Ubuntu challenges us to flip our thinking. Instead of using other people as a point of comparison, it invites us to focus instead on what someone else brings to our lives. Their contribution might be small – a stranger holding the door open for you, or huge – a loved one caring for you while you’re sick. As soon as we shift our thinking to how someone has contributed to our lives, we let go of our notions of lack and competition. By looking outward in a positive way, we start seeing how connected we are to the lives of those around us. And this sense of belonging brings us comfort.
To connect with others we need to understand their perspectives. When we take the time to occupy someone else’s perspective, we start seeing how they’ve arrived at their positions, even if we disagree with them. We see that someone’s actions are often less about us, and more about their own set of circumstances.
Respect is the keystone of ubuntu. It teaches us that if we respect ourselves, we’re more likely to respect others. And on a similar note, when we dehumanize others, we also dehumanize ourselves. By practicing self respect we have to take care of ourselves. If we don’t, how will we have the energy to help others? Fostering self-care means taking the time to eat well, exercise, spend time with loved ones, and tend to our mental health. This might mean asserting respectful boundaries – like taking a proper lunch break at work – even if that’s difficult to assert. Another step to practicing ubuntu is to treat others with respect, regardless of who they are. This means paying attention to how we think of others. To treat others with more respect, pay attention to how you speak. Do you reduce people to stereotypes, like “the delinquent teen,” or is your language dignified and open-minded?

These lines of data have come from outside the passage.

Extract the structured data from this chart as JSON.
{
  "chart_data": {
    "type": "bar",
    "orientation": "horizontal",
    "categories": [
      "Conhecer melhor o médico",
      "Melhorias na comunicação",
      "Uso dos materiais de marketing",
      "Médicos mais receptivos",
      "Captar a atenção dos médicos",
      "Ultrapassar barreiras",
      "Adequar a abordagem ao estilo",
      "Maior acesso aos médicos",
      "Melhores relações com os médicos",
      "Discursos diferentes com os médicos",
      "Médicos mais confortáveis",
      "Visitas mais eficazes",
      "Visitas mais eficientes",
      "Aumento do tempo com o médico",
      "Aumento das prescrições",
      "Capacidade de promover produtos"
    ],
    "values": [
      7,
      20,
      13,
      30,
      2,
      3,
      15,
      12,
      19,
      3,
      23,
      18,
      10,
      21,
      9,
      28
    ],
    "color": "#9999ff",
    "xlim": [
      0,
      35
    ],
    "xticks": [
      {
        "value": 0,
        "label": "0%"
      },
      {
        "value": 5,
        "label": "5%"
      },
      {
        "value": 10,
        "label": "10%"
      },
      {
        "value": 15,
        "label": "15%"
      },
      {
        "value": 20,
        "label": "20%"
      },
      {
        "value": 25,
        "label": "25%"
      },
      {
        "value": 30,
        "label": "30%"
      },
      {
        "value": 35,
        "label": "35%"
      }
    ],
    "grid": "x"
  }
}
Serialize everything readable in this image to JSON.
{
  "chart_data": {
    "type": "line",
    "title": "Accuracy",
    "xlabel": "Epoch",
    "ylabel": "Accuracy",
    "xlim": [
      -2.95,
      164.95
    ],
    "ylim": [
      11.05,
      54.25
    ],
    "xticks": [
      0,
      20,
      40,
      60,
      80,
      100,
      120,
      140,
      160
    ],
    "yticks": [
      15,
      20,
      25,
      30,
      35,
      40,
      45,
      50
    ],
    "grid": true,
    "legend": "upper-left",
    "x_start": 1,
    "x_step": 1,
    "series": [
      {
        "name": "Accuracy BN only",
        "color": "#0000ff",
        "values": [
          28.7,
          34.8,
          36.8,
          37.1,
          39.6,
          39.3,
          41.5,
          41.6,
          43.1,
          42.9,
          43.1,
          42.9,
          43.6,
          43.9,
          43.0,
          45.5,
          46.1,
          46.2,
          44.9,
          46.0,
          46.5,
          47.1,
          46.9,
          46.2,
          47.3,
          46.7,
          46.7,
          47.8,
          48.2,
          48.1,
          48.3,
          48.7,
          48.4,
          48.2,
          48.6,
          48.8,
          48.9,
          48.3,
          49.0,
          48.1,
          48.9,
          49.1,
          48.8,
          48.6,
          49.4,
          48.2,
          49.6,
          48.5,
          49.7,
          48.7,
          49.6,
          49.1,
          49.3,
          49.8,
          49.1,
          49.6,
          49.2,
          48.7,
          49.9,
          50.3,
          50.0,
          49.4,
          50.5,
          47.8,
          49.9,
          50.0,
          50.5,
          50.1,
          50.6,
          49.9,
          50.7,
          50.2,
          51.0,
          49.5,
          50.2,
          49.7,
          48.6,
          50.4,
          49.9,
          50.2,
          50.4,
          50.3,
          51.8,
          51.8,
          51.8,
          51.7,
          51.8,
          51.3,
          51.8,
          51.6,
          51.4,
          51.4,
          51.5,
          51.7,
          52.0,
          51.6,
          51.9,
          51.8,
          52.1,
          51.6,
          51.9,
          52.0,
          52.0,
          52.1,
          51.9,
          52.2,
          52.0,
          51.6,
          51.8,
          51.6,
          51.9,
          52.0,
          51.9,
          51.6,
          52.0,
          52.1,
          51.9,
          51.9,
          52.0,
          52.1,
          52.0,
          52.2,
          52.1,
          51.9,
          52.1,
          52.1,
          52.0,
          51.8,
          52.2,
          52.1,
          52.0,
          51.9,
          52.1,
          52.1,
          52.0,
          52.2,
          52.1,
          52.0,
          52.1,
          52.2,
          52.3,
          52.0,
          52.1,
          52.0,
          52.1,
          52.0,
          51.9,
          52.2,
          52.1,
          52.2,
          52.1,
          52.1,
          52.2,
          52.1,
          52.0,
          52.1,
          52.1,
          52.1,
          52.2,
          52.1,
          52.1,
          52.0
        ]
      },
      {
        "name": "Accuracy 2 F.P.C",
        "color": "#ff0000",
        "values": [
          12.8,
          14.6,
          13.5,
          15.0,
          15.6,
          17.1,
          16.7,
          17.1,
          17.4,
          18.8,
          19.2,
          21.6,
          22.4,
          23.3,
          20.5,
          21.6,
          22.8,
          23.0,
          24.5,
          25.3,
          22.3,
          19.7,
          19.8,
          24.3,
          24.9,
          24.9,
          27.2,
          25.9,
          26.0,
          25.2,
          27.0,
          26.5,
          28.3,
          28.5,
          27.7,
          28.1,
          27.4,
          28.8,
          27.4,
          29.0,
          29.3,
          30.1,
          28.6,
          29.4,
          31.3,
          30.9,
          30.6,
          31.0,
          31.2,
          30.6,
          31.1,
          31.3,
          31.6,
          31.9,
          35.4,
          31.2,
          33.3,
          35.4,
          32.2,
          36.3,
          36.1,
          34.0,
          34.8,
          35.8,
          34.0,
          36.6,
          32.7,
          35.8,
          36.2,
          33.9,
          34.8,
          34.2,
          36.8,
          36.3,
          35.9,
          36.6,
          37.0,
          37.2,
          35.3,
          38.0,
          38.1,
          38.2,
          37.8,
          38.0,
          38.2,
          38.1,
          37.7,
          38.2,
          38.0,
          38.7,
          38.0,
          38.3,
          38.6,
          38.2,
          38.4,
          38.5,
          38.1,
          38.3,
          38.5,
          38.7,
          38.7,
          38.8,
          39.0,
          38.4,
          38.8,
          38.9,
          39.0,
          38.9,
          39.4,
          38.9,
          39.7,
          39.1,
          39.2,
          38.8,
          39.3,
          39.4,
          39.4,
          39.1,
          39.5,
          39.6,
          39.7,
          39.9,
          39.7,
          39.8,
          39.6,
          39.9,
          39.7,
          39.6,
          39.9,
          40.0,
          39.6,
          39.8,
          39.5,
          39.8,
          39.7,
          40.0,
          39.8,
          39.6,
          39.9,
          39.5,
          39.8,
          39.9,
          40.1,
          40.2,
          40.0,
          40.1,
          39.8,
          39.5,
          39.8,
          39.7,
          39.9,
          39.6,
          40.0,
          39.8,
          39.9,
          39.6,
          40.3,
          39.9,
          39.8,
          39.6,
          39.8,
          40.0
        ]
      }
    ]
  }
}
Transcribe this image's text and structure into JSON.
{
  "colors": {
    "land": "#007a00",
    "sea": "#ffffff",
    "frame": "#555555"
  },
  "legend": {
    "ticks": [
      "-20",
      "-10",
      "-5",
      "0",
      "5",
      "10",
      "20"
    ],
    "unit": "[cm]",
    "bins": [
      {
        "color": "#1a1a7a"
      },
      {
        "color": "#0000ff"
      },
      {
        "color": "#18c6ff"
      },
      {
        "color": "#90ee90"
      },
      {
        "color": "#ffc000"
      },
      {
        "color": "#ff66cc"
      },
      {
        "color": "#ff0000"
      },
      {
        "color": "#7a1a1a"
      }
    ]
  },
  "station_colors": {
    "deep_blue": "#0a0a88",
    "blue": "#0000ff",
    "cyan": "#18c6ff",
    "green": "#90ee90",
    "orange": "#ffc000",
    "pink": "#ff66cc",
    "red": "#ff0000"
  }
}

People will hurt you and that is inevitable. Your friends will forget your birthday. A stranger will push you down while entering a bus. Sometimes, though, we’re deeply damaged by the actions of others – physically, mentally and emotionally. In these times, forgiveness seems unfathomable. We cling to our position as the injured party because we’ve been wronged. But all this does is force us to relive our pain, instead of giving ourselves the chance to heal. Forgiving others is an act of self-love; it heals us emotionally. It’s important to remember, though, that forgiveness is a process. If you’ve been wounded deeply, you may need to recommit to forgiving several times over. This will take patience and persistence; but it’ll be worth it in the end, when you feel lighter, less burdened, and more connected with others.
Ubuntu encourages us to set aside our differences, and recognize that all humans are on this thrilling and terrifying adventure of life together. If we were all the same, the world would be a very boring place. From the food we eat and the music we enjoy, to the ideologies we live by, diversity is a blessing we all benefit from. To truly embrace diversity, we must first acknowledge that every individual is of equal value, no matter who they are. We are no more – or less – important than any other fellow human. This kind of thinking takes humility. We have to shed our egos, and be humble and open enough to discover what other people can teach us. Everyone brings something unique to the table. With patience and respect, we can find out what that offering is.
We’re all interconnected. We might think what someone has to say has nothing to do with us. But by listening to them we develop our own sense of empathy, through finding connection and common ground. In return, we ease the burden of the person sharing their story, reinforcing their intrinsic worth by acknowledging that what they have to say has value. Remember: “I am because you are”.